Gerçek mutluluk, yavaş yavaş, azar azar gelir ve bu bizim hayata bakış açımızla, çevremizle, çevremizdekilere karşı davranışımızla doğrudan doğruya ilgili ve orantılıdır. Mutluluk, birbirini tamamlayan ufak tefek şeylerin birikmesinden doğuyor.”

“Zaman akıp gidiyor ve hiçbir saat bir öncekine benzemiyor.”

“Geleceğin ne getireceğini kimse bilemezdi ve şimdi olanları düşünüp üzülmenin de hiçbir yararı yoktu.”

"Hayat bizim hepimizi aynı teknede yoğurmuş, aynı yumağa sarmıştır. Ama yine de bu olayları anlamak için o olayların içinde yaşamış olmak ve onları ruhunda duymak gerek."

“İnsanların insan olarak kalmalarıydı senin en büyük dileğin. Savaşın onları insanlıktan çıkarmamalarını, ruhlarından iyilik ve acıma duygusunu çıkarıp atmamasını istiyordun. Sen hep böyle olmaya çalıştın.”

“İyilik, yola düşen, yoldan toplanan bir şey değildir. Tesadüfen ele geçen bir şey değildir. İnsan iyiliği ancak başka insandan öğrenir.”


“Benim en büyük düşmanım savaş başlatandır.”

"Çektiğim bütün acılara, hayatın bana indirdiği korkunç darbelere rağmen bugün de bu düşüncedeyim.
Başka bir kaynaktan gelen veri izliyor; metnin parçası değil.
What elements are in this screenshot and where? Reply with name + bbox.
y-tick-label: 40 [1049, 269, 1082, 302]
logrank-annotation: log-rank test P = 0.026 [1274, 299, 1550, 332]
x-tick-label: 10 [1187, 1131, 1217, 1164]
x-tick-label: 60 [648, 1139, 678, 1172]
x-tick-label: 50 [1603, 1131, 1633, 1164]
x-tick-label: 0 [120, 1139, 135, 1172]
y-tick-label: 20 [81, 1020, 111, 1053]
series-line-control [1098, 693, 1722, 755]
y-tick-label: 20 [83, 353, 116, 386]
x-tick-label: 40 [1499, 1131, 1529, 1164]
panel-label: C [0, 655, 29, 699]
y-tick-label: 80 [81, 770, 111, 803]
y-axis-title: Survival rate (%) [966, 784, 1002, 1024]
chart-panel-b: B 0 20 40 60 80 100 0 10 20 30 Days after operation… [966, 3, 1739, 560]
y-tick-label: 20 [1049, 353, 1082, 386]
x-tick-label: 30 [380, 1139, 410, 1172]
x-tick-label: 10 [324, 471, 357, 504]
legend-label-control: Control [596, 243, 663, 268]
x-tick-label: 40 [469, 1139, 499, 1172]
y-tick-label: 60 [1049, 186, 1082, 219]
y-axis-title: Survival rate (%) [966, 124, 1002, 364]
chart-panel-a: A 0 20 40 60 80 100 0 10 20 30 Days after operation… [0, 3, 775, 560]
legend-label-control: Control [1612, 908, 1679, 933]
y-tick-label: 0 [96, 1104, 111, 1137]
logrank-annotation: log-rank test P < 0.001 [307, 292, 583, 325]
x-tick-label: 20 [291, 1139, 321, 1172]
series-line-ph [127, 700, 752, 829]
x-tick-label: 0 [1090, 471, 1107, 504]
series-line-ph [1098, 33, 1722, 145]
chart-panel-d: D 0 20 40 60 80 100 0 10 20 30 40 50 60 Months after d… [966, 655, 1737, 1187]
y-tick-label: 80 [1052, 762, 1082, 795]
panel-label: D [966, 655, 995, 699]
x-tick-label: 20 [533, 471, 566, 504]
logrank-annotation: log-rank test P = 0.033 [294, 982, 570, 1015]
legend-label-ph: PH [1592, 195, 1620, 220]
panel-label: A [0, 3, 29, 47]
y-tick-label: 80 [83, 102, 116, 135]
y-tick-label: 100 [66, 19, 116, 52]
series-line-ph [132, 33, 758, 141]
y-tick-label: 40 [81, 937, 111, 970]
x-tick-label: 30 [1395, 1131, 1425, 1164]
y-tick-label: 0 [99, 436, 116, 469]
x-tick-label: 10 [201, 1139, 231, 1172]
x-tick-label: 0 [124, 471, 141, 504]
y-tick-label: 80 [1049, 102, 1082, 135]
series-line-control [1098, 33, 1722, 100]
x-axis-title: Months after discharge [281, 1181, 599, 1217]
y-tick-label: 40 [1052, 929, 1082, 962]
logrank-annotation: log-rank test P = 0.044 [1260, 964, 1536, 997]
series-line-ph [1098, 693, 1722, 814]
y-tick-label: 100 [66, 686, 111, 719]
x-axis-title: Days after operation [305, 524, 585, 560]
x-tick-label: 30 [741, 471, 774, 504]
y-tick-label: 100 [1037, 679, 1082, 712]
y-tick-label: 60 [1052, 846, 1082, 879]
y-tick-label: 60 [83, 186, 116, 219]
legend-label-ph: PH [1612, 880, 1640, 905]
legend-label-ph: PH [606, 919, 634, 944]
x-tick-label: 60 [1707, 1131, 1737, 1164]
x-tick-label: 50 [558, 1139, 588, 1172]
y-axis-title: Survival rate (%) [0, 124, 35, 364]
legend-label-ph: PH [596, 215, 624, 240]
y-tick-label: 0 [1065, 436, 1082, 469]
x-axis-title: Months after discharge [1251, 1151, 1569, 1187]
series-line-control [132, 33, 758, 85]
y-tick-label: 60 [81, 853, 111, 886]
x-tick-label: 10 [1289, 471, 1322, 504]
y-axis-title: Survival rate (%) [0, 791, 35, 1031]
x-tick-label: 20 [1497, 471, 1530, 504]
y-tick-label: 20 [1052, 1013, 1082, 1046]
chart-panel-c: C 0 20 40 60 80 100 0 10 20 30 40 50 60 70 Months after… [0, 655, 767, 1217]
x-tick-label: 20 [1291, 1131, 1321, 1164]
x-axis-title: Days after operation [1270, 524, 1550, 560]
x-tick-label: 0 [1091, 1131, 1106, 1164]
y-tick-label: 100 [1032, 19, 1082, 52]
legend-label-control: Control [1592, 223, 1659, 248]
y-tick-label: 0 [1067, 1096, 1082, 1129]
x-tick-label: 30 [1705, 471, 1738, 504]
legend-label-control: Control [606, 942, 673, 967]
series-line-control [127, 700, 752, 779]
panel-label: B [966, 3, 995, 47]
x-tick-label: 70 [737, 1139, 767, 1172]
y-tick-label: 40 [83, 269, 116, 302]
Ne olursa olsun, milletim yaşıyor, ben de yaşıyorum."

"Nerede olduğu değil, sağlıklı olması önemli" diye düşünüyorum.”

"Bir insanın kaderi, dağdaki patika gibidir: Bazen çıkar, bazen iner, bazen de dibi görünmeyen bir uçurumun başına gelip durur. İnsan tek başına böyle bir yolda ilerleyemez ama birleşenler, birbirlerine omuz verenler her engeli aşarlar."

“Ey Güneş, bak, bu benim karımdır! Ne kadar güzel değil mi? Yüzgörümlüğü olsun diye ışınlarını gönder, sıcaklığını, aydınlığını ver!”
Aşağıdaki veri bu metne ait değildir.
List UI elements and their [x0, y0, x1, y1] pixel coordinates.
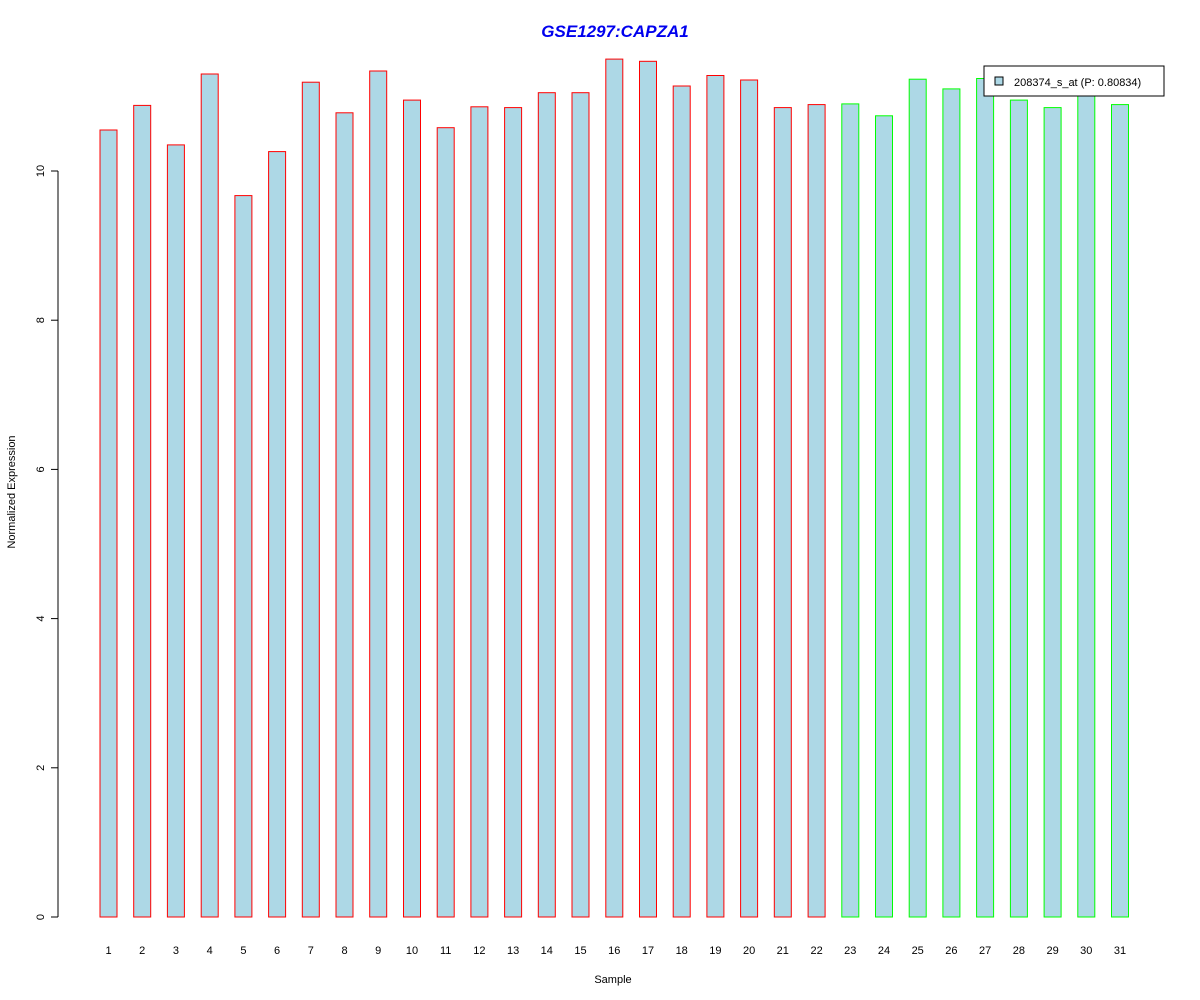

“İnsanın eli ayağı tutuyorsa, sağlığı yerindeyse, çalışmaktan daha iyi ne vardır onun için?”

 

“Can dostları böyledir işte, birbirlerinin düşüncelerini tek sözden, ufak bir imadan hemen anlarlar.”
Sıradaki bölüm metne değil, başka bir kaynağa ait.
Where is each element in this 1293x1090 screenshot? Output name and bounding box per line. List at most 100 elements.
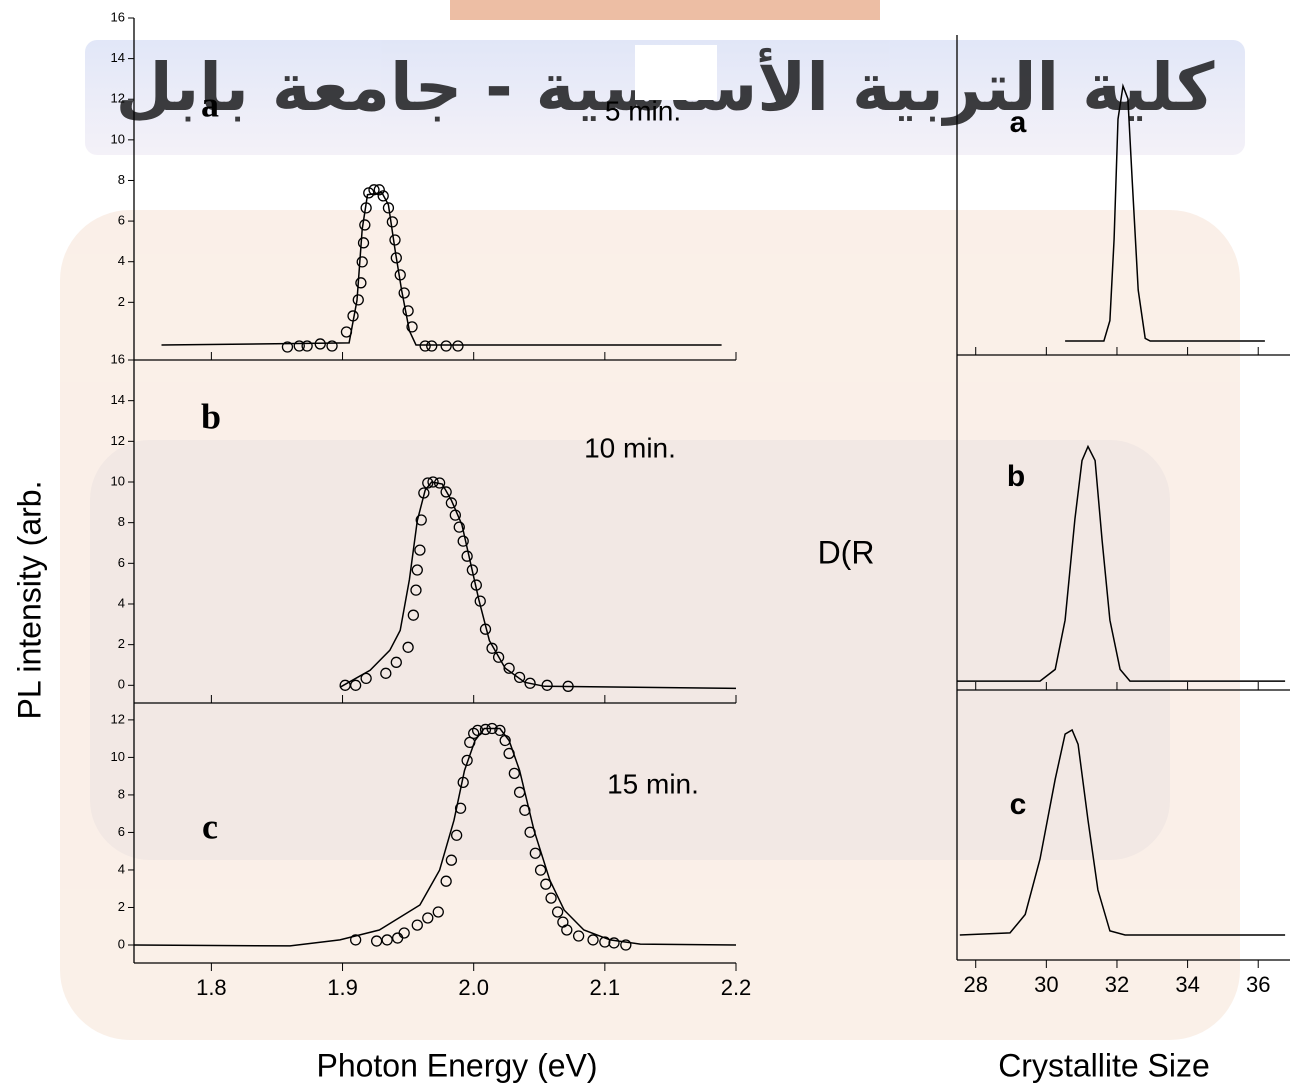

“Gerçek mutluluk yaz yağmuru gibi birdenbire boşanmaz insanın başına. Davranışımıza, çevremizdeki insanlarla ilişkilerimize her gün azar azar çekidüzen vererek eksiklerimizi tamamlarız. Yavaş yavaş biriken bir şeydir mutluluk.”

“İnsanın canı çıkmadıkça umudu da yok olmazmış.”

“Öyleyse, dünyada oğlunu böylesine bekleyen son ana ben olayım. Bundan böyle hiçbir ana oğlu yerine soğuk raylara sarılmasın.”